Try these tips for more blooms: fertilizer, pruning, and sunshine

November 26, 2010

Patience comes in handy when growing wisteria. "The biggest frustration that gardeners face when growing wisteria is that plants have a longer-than-average juvenile period and sometimes fail to bloom as expected," says Jane C. Martin, horticulture agent for the Ohio State University Extension. The plant's environment and how you care for it also affect blooming.

Try these tips for more blooms:
1. Don't overdo fertilizer: Many gardeners suffer from a desire to fertilize indiscriminately, usually to the detriment of the plant. Juvenile plants should be fertilized only once a year. Use an organic fertilizer with a balanced NPK ratio. Too much fertilizer encourages vigorous vegetative growth at the expense of blooming. Established wisteria needs little fertilizer or additional water. After the plant fills in its trellis, water it only during drought and fertilize if the foliage yellows and new growth is poor.


2. Prune: Wisteria must be properly pruned to promote blooming. Chinese wisteria (Wisteria sinensis) and Japanese wisteria (W. floribunda) are the most commonly planted species, and they produce flower buds on old wood. Don't prune heavily in winter and early spring, because you'll be pruning off flower buds and encouraging new (nonblooming) vegetative growth. You can improve flowering by pruning heavily after bloom time, in late spring or early summer. This practice reduces new vegetative growth and promotes flower production. Since wisteria has very specific pruning needs, get a copy of Cass Turnbull's Guide to Pruning (Sasquatch Books, 2004), which acknowledges the challenges of caring for wisteria and clearly explains how to maintain it properly. (Turnbull is the founder of Plant Amnesty, an organization dedicated to rescuing plants from bad pruning.)

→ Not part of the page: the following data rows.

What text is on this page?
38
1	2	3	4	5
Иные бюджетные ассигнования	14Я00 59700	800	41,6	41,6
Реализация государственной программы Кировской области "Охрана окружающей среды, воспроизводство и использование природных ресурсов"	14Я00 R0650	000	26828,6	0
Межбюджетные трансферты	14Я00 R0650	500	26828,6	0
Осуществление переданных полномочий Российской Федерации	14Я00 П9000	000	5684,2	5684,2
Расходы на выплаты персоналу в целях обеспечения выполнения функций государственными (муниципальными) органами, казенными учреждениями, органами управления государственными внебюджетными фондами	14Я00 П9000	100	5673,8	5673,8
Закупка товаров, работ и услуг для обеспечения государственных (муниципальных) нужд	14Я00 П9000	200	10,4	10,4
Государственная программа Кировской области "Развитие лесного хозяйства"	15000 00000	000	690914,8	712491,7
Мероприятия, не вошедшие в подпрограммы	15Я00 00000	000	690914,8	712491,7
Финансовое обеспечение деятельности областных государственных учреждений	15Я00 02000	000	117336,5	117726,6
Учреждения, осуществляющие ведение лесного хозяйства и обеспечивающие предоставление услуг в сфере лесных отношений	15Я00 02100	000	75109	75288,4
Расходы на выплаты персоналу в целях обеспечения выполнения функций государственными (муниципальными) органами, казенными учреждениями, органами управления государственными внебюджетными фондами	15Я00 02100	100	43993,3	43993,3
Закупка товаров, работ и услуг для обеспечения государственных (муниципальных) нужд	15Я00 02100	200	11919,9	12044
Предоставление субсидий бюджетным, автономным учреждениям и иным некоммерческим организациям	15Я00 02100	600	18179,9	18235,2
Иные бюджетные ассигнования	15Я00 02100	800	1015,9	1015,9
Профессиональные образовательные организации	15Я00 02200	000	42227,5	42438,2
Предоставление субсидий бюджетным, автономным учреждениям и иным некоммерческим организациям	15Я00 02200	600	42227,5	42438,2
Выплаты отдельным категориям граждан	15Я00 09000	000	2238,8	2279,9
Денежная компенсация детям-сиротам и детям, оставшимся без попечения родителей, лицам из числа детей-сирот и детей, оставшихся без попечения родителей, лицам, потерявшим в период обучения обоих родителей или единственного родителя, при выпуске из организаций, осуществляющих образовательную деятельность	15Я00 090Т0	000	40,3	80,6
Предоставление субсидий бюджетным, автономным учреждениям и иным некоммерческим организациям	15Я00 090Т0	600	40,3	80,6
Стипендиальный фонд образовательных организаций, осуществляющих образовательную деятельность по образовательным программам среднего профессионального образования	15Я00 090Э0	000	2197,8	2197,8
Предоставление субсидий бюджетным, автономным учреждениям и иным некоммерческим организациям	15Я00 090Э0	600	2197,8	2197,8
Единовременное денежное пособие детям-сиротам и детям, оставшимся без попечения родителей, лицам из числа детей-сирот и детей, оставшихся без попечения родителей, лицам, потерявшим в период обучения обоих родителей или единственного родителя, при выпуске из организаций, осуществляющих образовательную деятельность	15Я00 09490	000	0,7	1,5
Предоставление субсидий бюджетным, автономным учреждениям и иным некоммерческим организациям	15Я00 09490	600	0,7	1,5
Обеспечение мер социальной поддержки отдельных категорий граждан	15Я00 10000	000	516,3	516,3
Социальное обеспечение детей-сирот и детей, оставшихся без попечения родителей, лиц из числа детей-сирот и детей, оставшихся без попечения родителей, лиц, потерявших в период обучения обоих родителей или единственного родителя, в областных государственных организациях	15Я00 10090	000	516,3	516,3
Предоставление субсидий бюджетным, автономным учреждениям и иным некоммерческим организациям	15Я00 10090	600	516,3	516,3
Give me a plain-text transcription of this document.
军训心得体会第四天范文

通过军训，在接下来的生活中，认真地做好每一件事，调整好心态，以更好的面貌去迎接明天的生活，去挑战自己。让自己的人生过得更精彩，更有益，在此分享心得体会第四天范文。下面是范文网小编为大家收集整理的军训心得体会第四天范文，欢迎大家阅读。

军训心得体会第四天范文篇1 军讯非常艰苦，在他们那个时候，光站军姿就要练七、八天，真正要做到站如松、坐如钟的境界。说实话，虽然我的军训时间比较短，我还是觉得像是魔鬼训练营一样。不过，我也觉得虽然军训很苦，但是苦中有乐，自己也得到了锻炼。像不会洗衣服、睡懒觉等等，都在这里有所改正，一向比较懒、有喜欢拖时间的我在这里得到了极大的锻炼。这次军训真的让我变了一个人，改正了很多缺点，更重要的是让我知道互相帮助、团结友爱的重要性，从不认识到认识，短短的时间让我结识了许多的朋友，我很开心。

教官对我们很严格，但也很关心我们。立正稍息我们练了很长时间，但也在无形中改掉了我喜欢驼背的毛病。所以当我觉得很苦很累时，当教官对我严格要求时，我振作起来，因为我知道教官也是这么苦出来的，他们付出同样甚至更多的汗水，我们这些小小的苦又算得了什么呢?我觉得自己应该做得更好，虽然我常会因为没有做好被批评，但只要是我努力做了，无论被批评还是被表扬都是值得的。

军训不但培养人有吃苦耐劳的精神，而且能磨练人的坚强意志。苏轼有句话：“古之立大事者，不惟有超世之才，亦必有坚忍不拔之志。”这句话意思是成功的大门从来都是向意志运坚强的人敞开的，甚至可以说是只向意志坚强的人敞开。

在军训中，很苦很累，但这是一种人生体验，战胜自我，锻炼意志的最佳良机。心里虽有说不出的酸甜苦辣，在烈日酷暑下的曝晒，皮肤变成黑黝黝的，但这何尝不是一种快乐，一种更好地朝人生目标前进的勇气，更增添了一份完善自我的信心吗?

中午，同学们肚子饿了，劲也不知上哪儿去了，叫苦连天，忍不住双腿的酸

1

3. Give it sun: Wisteria will grow in partial shade, but it needs at least six to eight hours of full sun to bloom best. You can encourage flowering by pruning heavily in the summer and then root-pruning in late fall: Starting about 4 feet from the trunk, cut 18 inches down into the soil with a spade, circling the trunk. This process tends to "shock" plants back into flowering.

Additional info: Plants grown from seed can take 10 to 15 years or longer to bloom, Martin says. If you know your plant was grown from seed, you may want to take it out and start over. Before purchasing a replacement, check with your nursery about how their wisteria were propagated, and be sure to buy one propagated by grafting or cutting. This will greatly shorten the time to flowering.